Good read . . Well done.
This was such a sad accident. After nearly 40 years involved with engineering and maintenance, I know what a challenge safety can be. Seemingly routine procedures can lull any of us into overlooking something that could lead to a serious tragedy (usually it’s a combination of oversights). This investigation is a good case study for anyone involved with engineering, maintenance or operations.

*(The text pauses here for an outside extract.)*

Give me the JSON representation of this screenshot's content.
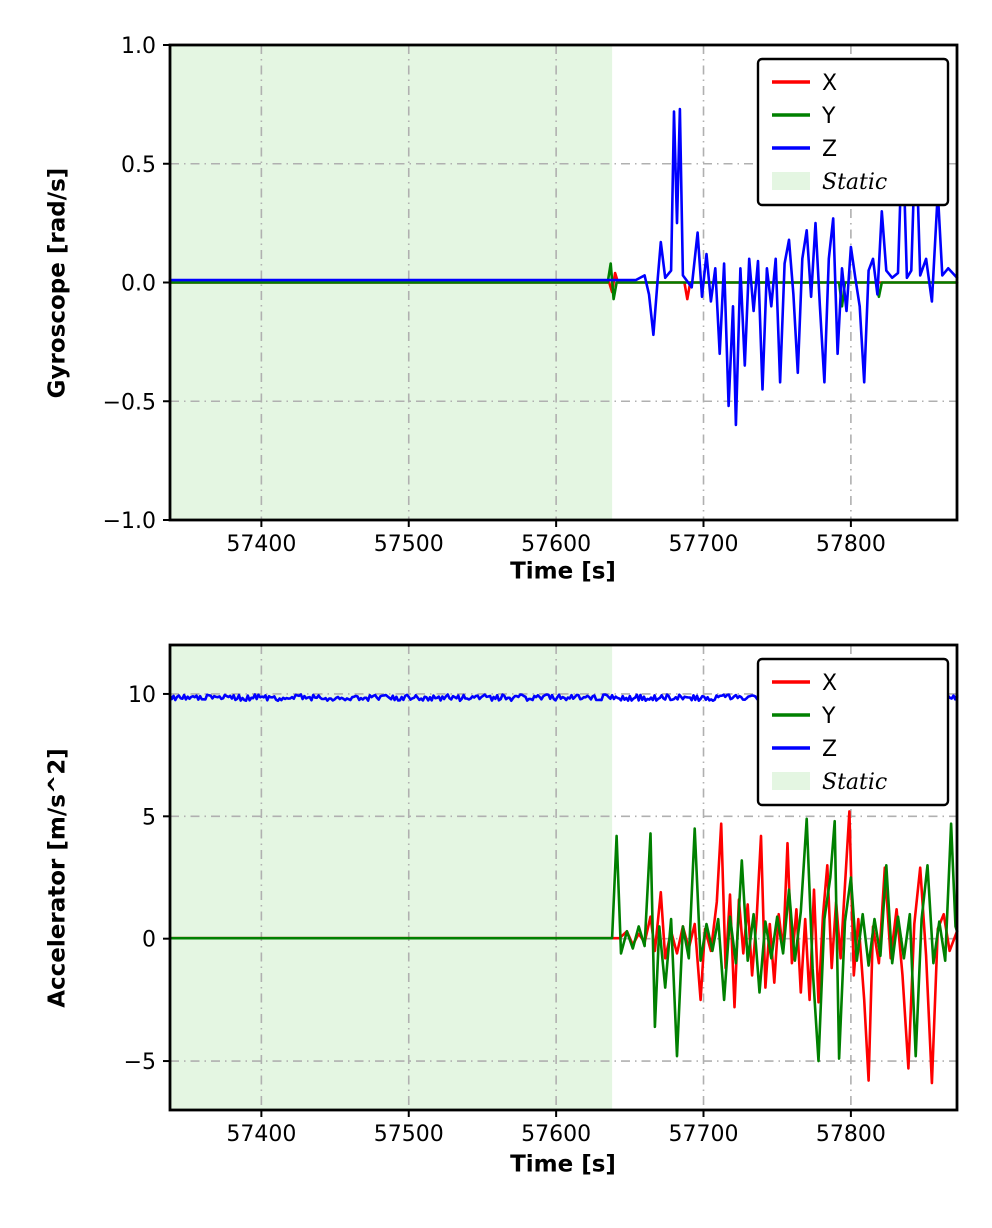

In aviation the concept is called, “KNOW YOUR SYSTEMS” A PHA is not valid unless the people performing it know the system. Also, the people USING the system need equivalent knowledge accompanied by fault tolerance evaluation. At NASA any system that can result in loss of life or really bad damage (think loss of a billion dollar payload) must be 2 fault tolerant. That is any two actions (whether human or computer, or one of each) should still leave ONE lock out system in place that can prevent the catastrophe. Old systems are tricky because they were built back in the day, modified, an undocumented.
I had workers working inside a tank (confined space) years ago. The power plant had been in an outage and they started to put systems back in service. While these guys were working inside water started coming in. A lock out tag out procedure was in place but, an overflow line from another system that had been put back in service started filling this tank. You can never be too careful. I raised holy cane over this in that the guys could have been killed or had a heart attack inside the tank. Procedures were put in place to insure that this never happened again.